In concrete terms, the Gabonese ambassador said that “we must invest in education, especially but not exclusively in education for girls. It is proven that, in societies where girls and women are able to learn in school, their societies are healthier, more affluent, and more peaceful. Those who oppose education for girls oppose progress for everyone, including themselves.”
He referred to Gabonese President Ali Bongo Ondimba's program called “Gabon Emergent,” which posits that the country “must move beyond its reliance on a few natural resources – mostly oil, timber, and minerals – and create the conditions for a diversified economy that includes services like banking and insurance, high technology, and green industries.” The aim is to create jobs and new businesses and increase commercial engagement with overseas partners like the United States.
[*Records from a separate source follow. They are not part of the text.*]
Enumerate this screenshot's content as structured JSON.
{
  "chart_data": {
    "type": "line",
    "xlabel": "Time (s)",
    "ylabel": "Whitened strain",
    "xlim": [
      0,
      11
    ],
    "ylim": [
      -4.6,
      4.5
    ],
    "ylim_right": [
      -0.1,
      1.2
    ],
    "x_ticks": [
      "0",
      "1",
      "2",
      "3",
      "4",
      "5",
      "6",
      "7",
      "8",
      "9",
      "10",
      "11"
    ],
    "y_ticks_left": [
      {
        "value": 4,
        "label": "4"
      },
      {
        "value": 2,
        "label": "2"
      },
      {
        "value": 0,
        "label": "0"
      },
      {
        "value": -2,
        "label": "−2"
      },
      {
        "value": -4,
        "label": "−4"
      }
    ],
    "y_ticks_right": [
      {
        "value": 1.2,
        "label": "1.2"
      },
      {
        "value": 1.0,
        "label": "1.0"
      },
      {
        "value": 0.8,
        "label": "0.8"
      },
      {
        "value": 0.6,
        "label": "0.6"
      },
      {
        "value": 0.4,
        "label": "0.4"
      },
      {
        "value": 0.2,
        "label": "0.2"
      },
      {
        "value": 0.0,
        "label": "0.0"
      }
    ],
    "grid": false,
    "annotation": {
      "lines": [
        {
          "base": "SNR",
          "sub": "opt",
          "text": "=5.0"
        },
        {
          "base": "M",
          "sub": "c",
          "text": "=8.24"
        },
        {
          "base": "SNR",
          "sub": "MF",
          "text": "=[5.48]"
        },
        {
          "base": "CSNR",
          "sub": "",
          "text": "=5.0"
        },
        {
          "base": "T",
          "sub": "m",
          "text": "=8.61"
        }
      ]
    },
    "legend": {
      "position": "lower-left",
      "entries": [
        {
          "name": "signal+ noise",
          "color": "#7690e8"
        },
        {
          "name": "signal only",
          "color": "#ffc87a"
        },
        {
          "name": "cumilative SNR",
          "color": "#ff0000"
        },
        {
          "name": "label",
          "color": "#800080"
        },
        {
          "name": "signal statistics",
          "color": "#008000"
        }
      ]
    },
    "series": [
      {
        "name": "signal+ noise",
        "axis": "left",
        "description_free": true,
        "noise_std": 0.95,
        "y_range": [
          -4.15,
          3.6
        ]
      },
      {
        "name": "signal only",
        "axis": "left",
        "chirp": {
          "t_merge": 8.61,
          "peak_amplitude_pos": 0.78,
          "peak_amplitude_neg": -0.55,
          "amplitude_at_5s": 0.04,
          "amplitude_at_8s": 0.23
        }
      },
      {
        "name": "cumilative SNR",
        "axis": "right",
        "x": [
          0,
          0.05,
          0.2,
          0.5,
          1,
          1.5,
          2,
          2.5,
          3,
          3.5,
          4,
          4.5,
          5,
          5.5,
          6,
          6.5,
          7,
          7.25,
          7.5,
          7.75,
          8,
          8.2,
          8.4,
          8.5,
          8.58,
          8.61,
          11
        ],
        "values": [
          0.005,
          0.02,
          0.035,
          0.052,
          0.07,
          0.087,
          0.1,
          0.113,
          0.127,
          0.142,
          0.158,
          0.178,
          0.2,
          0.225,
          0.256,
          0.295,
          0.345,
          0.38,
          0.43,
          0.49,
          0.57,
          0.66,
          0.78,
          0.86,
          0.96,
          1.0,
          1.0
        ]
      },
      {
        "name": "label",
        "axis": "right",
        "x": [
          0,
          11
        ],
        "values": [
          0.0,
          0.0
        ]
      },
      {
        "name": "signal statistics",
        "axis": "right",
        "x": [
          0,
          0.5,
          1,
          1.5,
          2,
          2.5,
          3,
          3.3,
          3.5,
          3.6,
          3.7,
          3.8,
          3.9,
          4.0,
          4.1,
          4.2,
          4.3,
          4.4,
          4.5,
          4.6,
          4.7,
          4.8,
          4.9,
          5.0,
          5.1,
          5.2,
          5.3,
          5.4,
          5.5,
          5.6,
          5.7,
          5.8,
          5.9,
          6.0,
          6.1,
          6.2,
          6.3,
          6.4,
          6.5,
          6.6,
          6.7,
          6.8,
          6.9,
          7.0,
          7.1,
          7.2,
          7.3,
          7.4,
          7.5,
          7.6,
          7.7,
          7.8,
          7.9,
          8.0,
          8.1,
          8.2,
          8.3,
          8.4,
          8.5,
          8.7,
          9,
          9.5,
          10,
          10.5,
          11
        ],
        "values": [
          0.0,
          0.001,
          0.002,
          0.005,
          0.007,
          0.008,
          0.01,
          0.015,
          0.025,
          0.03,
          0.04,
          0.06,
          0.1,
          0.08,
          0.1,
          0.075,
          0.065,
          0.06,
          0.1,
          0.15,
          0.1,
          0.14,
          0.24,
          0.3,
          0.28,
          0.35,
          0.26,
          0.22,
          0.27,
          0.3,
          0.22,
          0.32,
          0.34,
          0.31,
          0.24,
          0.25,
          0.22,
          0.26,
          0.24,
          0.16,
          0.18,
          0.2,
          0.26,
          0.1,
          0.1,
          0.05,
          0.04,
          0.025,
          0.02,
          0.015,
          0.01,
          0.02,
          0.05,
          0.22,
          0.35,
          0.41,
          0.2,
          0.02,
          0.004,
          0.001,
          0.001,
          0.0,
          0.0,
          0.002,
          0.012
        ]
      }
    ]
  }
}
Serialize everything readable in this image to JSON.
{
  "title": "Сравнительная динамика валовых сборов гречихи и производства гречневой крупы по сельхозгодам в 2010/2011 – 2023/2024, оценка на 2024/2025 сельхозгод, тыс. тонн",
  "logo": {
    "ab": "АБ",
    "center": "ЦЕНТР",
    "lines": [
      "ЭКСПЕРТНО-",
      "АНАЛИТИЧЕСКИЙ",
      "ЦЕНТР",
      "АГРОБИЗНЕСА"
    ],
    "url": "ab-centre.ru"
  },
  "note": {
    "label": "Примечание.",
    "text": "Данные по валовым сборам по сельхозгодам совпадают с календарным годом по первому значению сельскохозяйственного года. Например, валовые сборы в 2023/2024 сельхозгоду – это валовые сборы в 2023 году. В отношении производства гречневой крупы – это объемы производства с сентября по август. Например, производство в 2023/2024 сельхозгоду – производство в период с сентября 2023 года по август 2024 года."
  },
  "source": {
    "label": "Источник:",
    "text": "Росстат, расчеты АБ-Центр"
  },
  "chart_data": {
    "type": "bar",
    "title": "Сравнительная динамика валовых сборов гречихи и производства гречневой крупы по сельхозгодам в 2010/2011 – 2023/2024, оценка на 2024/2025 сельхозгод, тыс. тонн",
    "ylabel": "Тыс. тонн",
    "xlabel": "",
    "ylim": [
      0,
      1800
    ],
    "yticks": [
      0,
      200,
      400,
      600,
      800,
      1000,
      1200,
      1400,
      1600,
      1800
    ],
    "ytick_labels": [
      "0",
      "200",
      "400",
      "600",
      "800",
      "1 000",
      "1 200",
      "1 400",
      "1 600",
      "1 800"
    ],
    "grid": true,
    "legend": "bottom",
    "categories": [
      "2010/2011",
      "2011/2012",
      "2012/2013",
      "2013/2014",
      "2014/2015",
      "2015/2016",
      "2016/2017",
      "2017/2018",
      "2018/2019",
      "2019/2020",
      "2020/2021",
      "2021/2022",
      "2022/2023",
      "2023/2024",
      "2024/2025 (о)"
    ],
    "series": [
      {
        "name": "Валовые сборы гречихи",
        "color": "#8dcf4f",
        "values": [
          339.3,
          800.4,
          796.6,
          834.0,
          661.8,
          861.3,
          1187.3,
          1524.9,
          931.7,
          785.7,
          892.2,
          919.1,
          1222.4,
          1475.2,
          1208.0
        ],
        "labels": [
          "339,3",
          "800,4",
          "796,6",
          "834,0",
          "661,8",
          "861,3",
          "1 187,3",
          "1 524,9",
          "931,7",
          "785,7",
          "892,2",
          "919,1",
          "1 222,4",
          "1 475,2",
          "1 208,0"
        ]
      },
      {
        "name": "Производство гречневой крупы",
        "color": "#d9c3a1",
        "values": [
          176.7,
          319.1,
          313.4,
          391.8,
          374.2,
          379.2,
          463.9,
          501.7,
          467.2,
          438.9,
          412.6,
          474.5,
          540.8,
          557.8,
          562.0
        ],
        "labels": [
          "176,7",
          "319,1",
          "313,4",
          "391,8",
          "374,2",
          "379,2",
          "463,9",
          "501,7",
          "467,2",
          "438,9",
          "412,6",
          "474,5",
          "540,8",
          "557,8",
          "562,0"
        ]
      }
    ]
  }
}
Concluding his remarks, Ambassador Moussa-Adamo said that “we must continue to pursue justice and peace through interfaith dialogue. Christians, Muslims, Jews, Hindus, Buddhists – even agnostics and atheists – must continue to talk to each other, to share what we have in common, to analyze what divides us, and work toward a world dominated not by conflict and pain but by peace, love, and understanding.”
Michael Moussa-Adamo has served as Gabon's Ambassador to the United States since September 2011.